In a startling admission, a leading House Republican has admitted that the Bush administration’s “faith-based” initiative has “gone political.”
U.S. Rep. Mark Souder (R-Ind.) told The Washington Post that federal grants have gone to the administration’s political targets because the initiative is impossible to sell to Republicans otherwise.
“Quite frankly,” said Souder, “part of the reason it went political is because we can’t sell it unless we can show Republicans a political advantage to it, because it’s not our base.”
The Post’s research found that at least $157 million in faith-based and abstinence-education funding has been funneled to the Bush administration’s religious and ideological allies. Grantees include many so-called “crisis pregnancy” centers that counsel women against abortion. Funds also went to black and Hispanic religious groups that the White House is trying to recruit into the GOP column.
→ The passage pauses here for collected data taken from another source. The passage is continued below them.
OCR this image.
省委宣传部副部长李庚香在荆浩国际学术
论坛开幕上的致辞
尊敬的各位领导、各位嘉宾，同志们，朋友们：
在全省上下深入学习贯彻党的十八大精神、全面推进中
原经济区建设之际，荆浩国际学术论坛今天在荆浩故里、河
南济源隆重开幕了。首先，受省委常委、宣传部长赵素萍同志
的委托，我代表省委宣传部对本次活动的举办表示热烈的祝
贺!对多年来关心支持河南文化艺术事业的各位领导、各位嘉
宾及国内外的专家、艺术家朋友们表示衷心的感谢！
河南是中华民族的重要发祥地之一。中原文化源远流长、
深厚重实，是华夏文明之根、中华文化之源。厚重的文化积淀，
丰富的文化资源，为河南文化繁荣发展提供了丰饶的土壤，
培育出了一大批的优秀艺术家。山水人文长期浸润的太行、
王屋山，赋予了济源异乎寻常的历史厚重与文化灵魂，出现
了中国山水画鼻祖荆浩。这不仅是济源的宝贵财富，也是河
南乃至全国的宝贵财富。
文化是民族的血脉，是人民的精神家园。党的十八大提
For example, in Philadelphia, the Rev. Luis Cortes’ Esperanza USA received three $2.5-million grants, while in Milwaukee, Bishop Sedgwick Daniels’ Holy Redeemer Institutional Church of God in Christ took in $626,598 in 2003 and $824,471 in 2004. In Florida, Bishop Calvin Ray’s National Center for Faith Based Initiative received $1.75 million over three years.
James Towey, director of the White House Office of Faith-Based and Community Initiatives, denied that politics plays a role in the Bush administration’s grants.
“We don’t have that kind of calculation,” Towey told The Post.
However, even some of the administration’s allies are disillusioned.
Texas journalist Marvin Olasky said the concept of “compassionate conservatism” has become “a rationale for patronage.”